With that skirmish over, we settle in and get comfy for the night in our hole.
This is as far as you could get from our hammocks of bliss, the memory of which is already slipping fast and far away from us.
My buddy, for his part, doesn’t struggle in the same way I do. He nestles down on his side, facing me so we both are watching the other man’s back. He silently gives me his disapproving “not this again” scowl.

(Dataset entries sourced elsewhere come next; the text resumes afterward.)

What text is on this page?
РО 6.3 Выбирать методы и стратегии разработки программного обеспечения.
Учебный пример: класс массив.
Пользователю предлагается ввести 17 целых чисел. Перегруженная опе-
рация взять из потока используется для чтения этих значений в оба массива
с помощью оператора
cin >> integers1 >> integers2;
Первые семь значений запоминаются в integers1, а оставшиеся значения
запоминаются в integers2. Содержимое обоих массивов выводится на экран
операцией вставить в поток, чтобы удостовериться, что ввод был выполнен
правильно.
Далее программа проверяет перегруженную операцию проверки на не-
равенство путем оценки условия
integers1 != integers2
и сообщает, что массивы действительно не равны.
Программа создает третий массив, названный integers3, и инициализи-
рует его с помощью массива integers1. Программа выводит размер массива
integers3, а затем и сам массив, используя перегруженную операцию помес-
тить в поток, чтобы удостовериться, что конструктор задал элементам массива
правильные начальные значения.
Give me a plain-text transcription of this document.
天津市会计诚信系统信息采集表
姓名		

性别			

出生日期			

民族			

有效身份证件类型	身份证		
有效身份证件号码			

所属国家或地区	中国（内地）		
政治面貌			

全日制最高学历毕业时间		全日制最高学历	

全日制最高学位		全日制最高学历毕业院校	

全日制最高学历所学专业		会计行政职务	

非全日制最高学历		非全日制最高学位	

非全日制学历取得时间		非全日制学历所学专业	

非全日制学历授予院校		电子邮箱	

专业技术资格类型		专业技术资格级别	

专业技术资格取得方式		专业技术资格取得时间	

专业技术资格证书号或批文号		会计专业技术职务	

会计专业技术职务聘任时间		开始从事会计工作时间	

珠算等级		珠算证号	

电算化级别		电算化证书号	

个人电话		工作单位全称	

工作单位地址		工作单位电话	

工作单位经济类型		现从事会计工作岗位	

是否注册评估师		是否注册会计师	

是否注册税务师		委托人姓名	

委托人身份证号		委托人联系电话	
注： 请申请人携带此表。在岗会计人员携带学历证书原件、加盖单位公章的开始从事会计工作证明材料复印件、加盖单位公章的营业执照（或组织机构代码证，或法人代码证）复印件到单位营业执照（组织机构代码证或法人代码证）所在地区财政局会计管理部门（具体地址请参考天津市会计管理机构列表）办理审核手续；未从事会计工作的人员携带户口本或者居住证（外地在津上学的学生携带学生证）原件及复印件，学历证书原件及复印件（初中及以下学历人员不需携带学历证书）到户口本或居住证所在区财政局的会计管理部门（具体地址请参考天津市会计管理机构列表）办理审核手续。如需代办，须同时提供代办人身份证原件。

I match his scowl with my “not a chance” head shake and we both understand that I will never sleep in a foxhole even if I am stuck in one for a hundred nights. Bougainville is already, even outside of this hole in the ground, the creepiest and most unsettling place I have been in my life. There are Japanese military and civilians absolutely everywhere. But mostly underground, in caves and spider holes that we’ve been told are connected up with miles and miles of tunnels they’ve been preparing just for this occasion for years. That alone would disturb your sleep. But they also have a real fondness for doing most of their dirty work at night. They slip aboveground and then move about this strangely forested place like smoke. They know all the things we never will about the terrain here, and when they are not trying to cozy on down into your foxhole and slit your throat, they are lying low just a few feet off in the dark, whispering Japanese jerk stuff that a guy does not need translated in order to wet his pants over.